Today his critique remains devastatingly accurate.
Malcolm’s warnings echoed America’s ongoing support for Israeli bombardments of Gaza — where entire families are buried under rubble with US weapons. The dehumanization of Palestinians, portrayed as terrorists rather than a people under siege, mirrors the same propaganda Malcolm denounced when black Americans were criminalized for resisting systemic violence. Just as Malcolm exposed the double standards of US policy — human rights for some, occupation for others — today’s mass atrocities in Gaza underscore the same imperial logic he spent his life fighting against.
We see it in the military occupation and destabilization of Haiti, where US-backed governments have left the country in chaos. And we see it in the nearly $1 trillion defense budget that fuels drone wars, coups, and hundreds of military bases around the world, even as poor communities in the United States are starved of basic services and a significant portion of Americans live paycheck to paycheck.

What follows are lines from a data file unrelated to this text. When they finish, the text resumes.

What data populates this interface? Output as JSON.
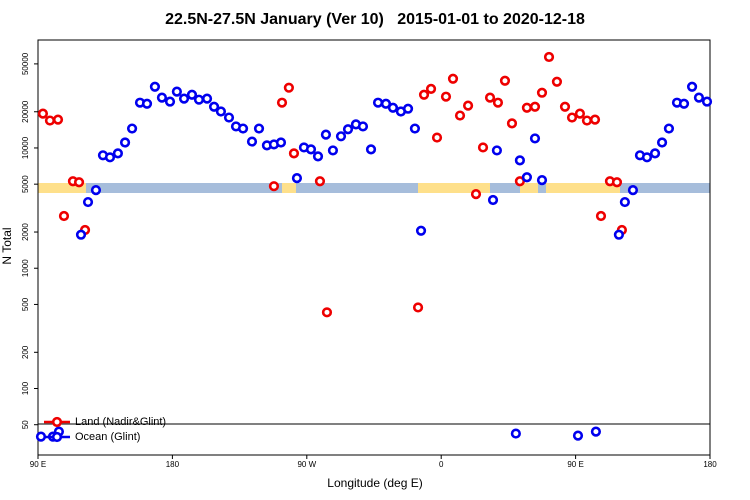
{
  "chart_data": {
    "type": "scatter",
    "title": "22.5N-27.5N January (Ver 10)   2015-01-01 to 2020-12-18",
    "xlabel": "Longitude (deg E)",
    "ylabel": "N Total",
    "xlim": [
      90,
      540
    ],
    "xticks": [
      {
        "value": 90,
        "label": "90 E"
      },
      180,
      {
        "value": 270,
        "label": "90 W"
      },
      {
        "value": 360,
        "label": "0"
      },
      {
        "value": 450,
        "label": "90 E"
      },
      {
        "value": 540,
        "label": "180"
      }
    ],
    "ylim": [
      28,
      79000
    ],
    "yscale": "log",
    "yticks": [
      50,
      100,
      200,
      500,
      1000,
      2000,
      5000,
      10000,
      20000,
      50000
    ],
    "legend": "bottom left",
    "series": [
      {
        "name": "Land (Nadir&Glint)",
        "color": "#ee0000",
        "x": [
          93.3,
          98,
          103.4,
          107.4,
          113.4,
          117.5,
          121.5,
          248,
          253.4,
          258,
          261.4,
          278.8,
          283.5,
          344.5,
          348.5,
          353.2,
          357.2,
          363.2,
          367.9,
          372.6,
          378,
          383.3,
          388,
          392.7,
          398,
          402.7,
          407.4,
          412.7,
          417.4,
          422.8,
          427.5,
          432.2,
          437.5,
          442.9,
          447.6,
          452.9,
          457.6,
          463,
          467,
          473,
          477.7,
          481
        ],
        "values": [
          19300,
          16900,
          17200,
          2720,
          5290,
          5190,
          2080,
          4810,
          23800,
          31700,
          9020,
          5290,
          430,
          472,
          27700,
          31000,
          12200,
          26700,
          37600,
          18600,
          22500,
          4130,
          10100,
          26200,
          23800,
          36200,
          16000,
          5290,
          21600,
          22000,
          28800,
          57100,
          35500,
          22000,
          17900,
          19300,
          16900,
          17200,
          2720,
          5290,
          5190,
          2080
        ]
      },
      {
        "name": "Ocean (Glint)",
        "color": "#0000ee",
        "x": [
          92,
          100,
          104,
          118.8,
          123.5,
          128.8,
          133.5,
          138.2,
          143.5,
          148.3,
          153,
          158.3,
          163,
          168.3,
          173,
          178.4,
          183,
          187.8,
          193.1,
          197.8,
          203.2,
          207.9,
          212.5,
          217.9,
          222.6,
          227.3,
          233.3,
          238,
          243.3,
          248,
          252.7,
          263.4,
          268.1,
          272.8,
          277.5,
          282.8,
          287.5,
          292.9,
          297.6,
          302.9,
          307.6,
          313,
          317.7,
          323,
          327.7,
          333,
          337.8,
          342.4,
          346.5,
          394.7,
          397.3,
          410,
          412.7,
          417.4,
          422.8,
          427.5,
          451.6,
          463.6,
          479,
          483,
          488.4,
          493.1,
          497.8,
          503.2,
          507.9,
          512.5,
          517.9,
          522.6,
          528,
          532.6,
          538
        ],
        "values": [
          39.8,
          39.8,
          43.8,
          1900,
          3550,
          4460,
          8690,
          8360,
          9020,
          11100,
          14500,
          23800,
          23300,
          32300,
          26200,
          24300,
          29400,
          25700,
          27700,
          25200,
          25700,
          22000,
          20100,
          17900,
          15100,
          14500,
          11300,
          14500,
          10500,
          10700,
          11100,
          5610,
          10100,
          9730,
          8510,
          12900,
          9540,
          12500,
          14300,
          15700,
          15100,
          9730,
          23800,
          23300,
          21600,
          20100,
          21200,
          14500,
          2050,
          3690,
          9540,
          42.2,
          7890,
          5710,
          12000,
          5400,
          40.6,
          43.8,
          1900,
          3550,
          4460,
          8690,
          8360,
          9020,
          11100,
          14500,
          23800,
          23300,
          32300,
          26200,
          24300
        ]
      }
    ]
  }
}
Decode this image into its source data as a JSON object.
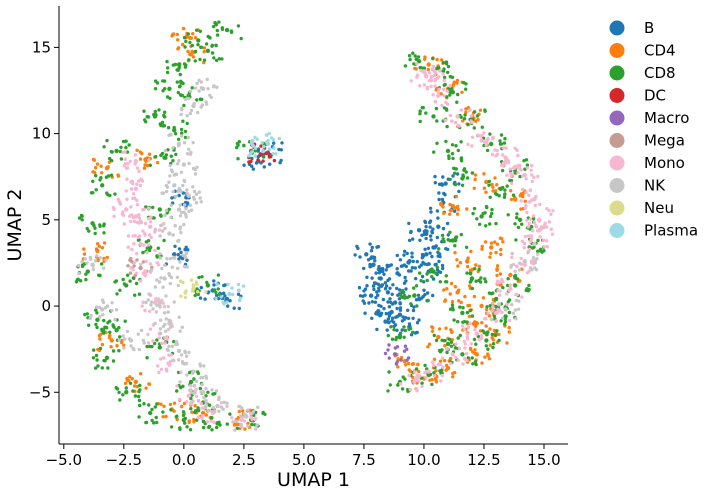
{
  "chart_data": {
    "type": "scatter",
    "title": "",
    "xlabel": "UMAP 1",
    "ylabel": "UMAP 2",
    "xlim": [
      -5.2,
      16.0
    ],
    "ylim": [
      -8.0,
      17.4
    ],
    "xticks": [
      -5.0,
      -2.5,
      0.0,
      2.5,
      5.0,
      7.5,
      10.0,
      12.5,
      15.0
    ],
    "xtick_labels": [
      "−5.0",
      "−2.5",
      "0.0",
      "2.5",
      "5.0",
      "7.5",
      "10.0",
      "12.5",
      "15.0"
    ],
    "yticks": [
      -5,
      0,
      5,
      10,
      15
    ],
    "ytick_labels": [
      "−5",
      "0",
      "5",
      "10",
      "15"
    ],
    "grid": false,
    "legend_position": "outside-right",
    "series": [
      {
        "name": "B",
        "color": "#1f77b4",
        "points": [
          [
            7.6,
            3.0
          ],
          [
            7.9,
            2.4
          ],
          [
            8.2,
            1.6
          ],
          [
            8.5,
            0.8
          ],
          [
            8.8,
            0.2
          ],
          [
            9.0,
            -0.5
          ],
          [
            7.8,
            0.6
          ],
          [
            8.1,
            -0.3
          ],
          [
            8.4,
            -0.9
          ],
          [
            9.4,
            -1.2
          ],
          [
            9.8,
            0.4
          ],
          [
            10.2,
            2.0
          ],
          [
            10.4,
            3.4
          ],
          [
            10.6,
            4.6
          ],
          [
            10.8,
            6.0
          ],
          [
            10.9,
            7.1
          ],
          [
            9.8,
            4.4
          ],
          [
            10.1,
            3.0
          ],
          [
            9.4,
            2.6
          ],
          [
            8.9,
            1.9
          ],
          [
            3.1,
            8.4
          ],
          [
            3.5,
            8.9
          ],
          [
            1.8,
            0.4
          ],
          [
            1.2,
            0.9
          ],
          [
            -0.4,
            3.0
          ],
          [
            0.1,
            6.3
          ]
        ]
      },
      {
        "name": "CD4",
        "color": "#ff7f0e",
        "points": [
          [
            -3.2,
            8.0
          ],
          [
            -3.6,
            3.2
          ],
          [
            -3.0,
            -2.0
          ],
          [
            -2.0,
            -4.4
          ],
          [
            -0.5,
            -6.0
          ],
          [
            0.8,
            -6.2
          ],
          [
            2.2,
            -6.6
          ],
          [
            0.3,
            14.6
          ],
          [
            0.1,
            15.6
          ],
          [
            -1.6,
            8.5
          ],
          [
            10.0,
            -4.2
          ],
          [
            11.0,
            -3.6
          ],
          [
            12.2,
            -2.8
          ],
          [
            13.0,
            -1.6
          ],
          [
            12.4,
            0.0
          ],
          [
            11.4,
            0.8
          ],
          [
            11.8,
            2.6
          ],
          [
            12.8,
            3.4
          ],
          [
            13.6,
            1.8
          ],
          [
            12.2,
            -1.0
          ],
          [
            10.6,
            -1.8
          ],
          [
            11.2,
            5.8
          ],
          [
            12.6,
            7.2
          ],
          [
            13.8,
            6.2
          ],
          [
            10.2,
            14.0
          ],
          [
            11.0,
            12.6
          ],
          [
            12.0,
            11.0
          ],
          [
            9.2,
            -3.2
          ]
        ]
      },
      {
        "name": "CD8",
        "color": "#2ca02c",
        "points": [
          [
            -4.0,
            2.0
          ],
          [
            -3.8,
            4.8
          ],
          [
            -3.4,
            7.0
          ],
          [
            -2.8,
            9.0
          ],
          [
            -3.6,
            -0.8
          ],
          [
            -3.2,
            -3.0
          ],
          [
            -2.4,
            -5.0
          ],
          [
            -1.4,
            -6.2
          ],
          [
            0.0,
            -6.6
          ],
          [
            1.4,
            -6.8
          ],
          [
            2.8,
            -6.6
          ],
          [
            -1.2,
            11.0
          ],
          [
            -0.6,
            12.6
          ],
          [
            -0.2,
            14.0
          ],
          [
            0.6,
            15.4
          ],
          [
            1.8,
            16.0
          ],
          [
            -0.8,
            8.6
          ],
          [
            -1.0,
            5.6
          ],
          [
            -1.4,
            3.4
          ],
          [
            -2.4,
            1.2
          ],
          [
            -2.8,
            -1.4
          ],
          [
            -1.0,
            -2.4
          ],
          [
            0.3,
            -4.4
          ],
          [
            0.8,
            -5.6
          ],
          [
            -0.4,
            10.2
          ],
          [
            0.2,
            12.2
          ],
          [
            1.0,
            14.8
          ],
          [
            9.0,
            -4.4
          ],
          [
            10.2,
            -4.0
          ],
          [
            11.6,
            -2.8
          ],
          [
            12.6,
            -2.0
          ],
          [
            13.4,
            -0.6
          ],
          [
            13.8,
            1.2
          ],
          [
            14.4,
            3.4
          ],
          [
            14.0,
            5.0
          ],
          [
            13.2,
            6.8
          ],
          [
            13.8,
            8.0
          ],
          [
            12.8,
            9.4
          ],
          [
            12.0,
            10.8
          ],
          [
            11.2,
            12.4
          ],
          [
            10.6,
            13.8
          ],
          [
            9.8,
            14.2
          ],
          [
            10.4,
            11.0
          ],
          [
            11.0,
            9.0
          ],
          [
            11.6,
            7.4
          ],
          [
            12.4,
            5.2
          ],
          [
            11.2,
            3.8
          ],
          [
            10.4,
            2.0
          ],
          [
            9.6,
            0.6
          ],
          [
            9.0,
            -1.8
          ],
          [
            11.6,
            -0.4
          ],
          [
            13.0,
            0.4
          ],
          [
            12.0,
            1.6
          ],
          [
            11.0,
            -2.2
          ],
          [
            2.8,
            9.0
          ],
          [
            1.0,
            1.2
          ]
        ]
      },
      {
        "name": "DC",
        "color": "#d62728",
        "points": [
          [
            3.2,
            8.8
          ]
        ]
      },
      {
        "name": "Macro",
        "color": "#9467bd",
        "points": [
          [
            8.8,
            -2.8
          ]
        ]
      },
      {
        "name": "Mega",
        "color": "#c49c94",
        "points": [
          [
            -1.8,
            2.2
          ]
        ]
      },
      {
        "name": "Mono",
        "color": "#f7b6d2",
        "points": [
          [
            -2.0,
            8.4
          ],
          [
            -2.0,
            6.8
          ],
          [
            -2.0,
            5.2
          ],
          [
            -1.8,
            3.6
          ],
          [
            -1.6,
            2.0
          ],
          [
            -1.2,
            0.2
          ],
          [
            -1.0,
            -1.6
          ],
          [
            -0.6,
            -3.4
          ],
          [
            0.2,
            -5.2
          ],
          [
            1.2,
            -6.2
          ],
          [
            2.4,
            -6.6
          ],
          [
            -2.4,
            5.6
          ],
          [
            -1.4,
            4.6
          ],
          [
            10.0,
            13.6
          ],
          [
            10.6,
            12.2
          ],
          [
            11.4,
            11.0
          ],
          [
            12.4,
            9.6
          ],
          [
            13.4,
            8.6
          ],
          [
            14.2,
            7.6
          ],
          [
            14.6,
            6.2
          ],
          [
            14.8,
            5.0
          ],
          [
            14.6,
            3.6
          ],
          [
            14.2,
            2.4
          ],
          [
            13.6,
            1.0
          ],
          [
            13.0,
            -0.4
          ],
          [
            12.2,
            -1.6
          ],
          [
            11.2,
            -2.8
          ],
          [
            10.2,
            -3.8
          ],
          [
            9.6,
            -4.4
          ],
          [
            10.3,
            13.1
          ],
          [
            13.9,
            8.1
          ],
          [
            14.8,
            4.4
          ]
        ]
      },
      {
        "name": "NK",
        "color": "#c7c7c7",
        "points": [
          [
            -0.2,
            9.4
          ],
          [
            0.0,
            8.2
          ],
          [
            -0.4,
            7.0
          ],
          [
            -0.2,
            5.6
          ],
          [
            -0.6,
            4.2
          ],
          [
            -0.4,
            2.8
          ],
          [
            -0.8,
            1.6
          ],
          [
            -1.0,
            0.2
          ],
          [
            -0.6,
            -1.0
          ],
          [
            -0.2,
            -2.6
          ],
          [
            0.4,
            -3.8
          ],
          [
            0.8,
            -5.0
          ],
          [
            1.4,
            -5.8
          ],
          [
            2.6,
            -6.4
          ],
          [
            0.4,
            11.6
          ],
          [
            0.8,
            12.6
          ],
          [
            -3.8,
            2.4
          ],
          [
            -3.4,
            -0.2
          ],
          [
            -2.2,
            -2.0
          ],
          [
            0.2,
            6.4
          ],
          [
            14.2,
            2.6
          ],
          [
            13.4,
            -0.2
          ]
        ]
      },
      {
        "name": "Neu",
        "color": "#dbdb8d",
        "points": [
          [
            0.4,
            1.0
          ]
        ]
      },
      {
        "name": "Plasma",
        "color": "#9edae5",
        "points": [
          [
            3.5,
            9.4
          ],
          [
            3.3,
            9.0
          ],
          [
            1.9,
            0.7
          ]
        ]
      }
    ]
  }
}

Domestically, Malcolm X’s analysis of systemic racism has never been more relevant. He described the police in black communities as an occupying army — language still echoed by activists in the wake of police killings from Ferguson to Minneapolis. Malcolm also understood mass incarceration before it had a name, warning that systems of punishment were designed to control and contain black people, not rehabilitate or protect. “This is what they mean when they say ‘law and order,’” he declared. “They mean they want to keep you and me under control.”
The moment Malcolm returned to the states after he completed his Hajj pilgrimage to Mecca, and met with leaders and intellectuals during his travels through the Middle East and Africa, he held a press conference at JFK airport. There he spoke about the transformation in his thinking and introduced the idea of approaching the African American struggle as a human rights issue, declaring he would work to bring charges against the United States for its treatment of black people.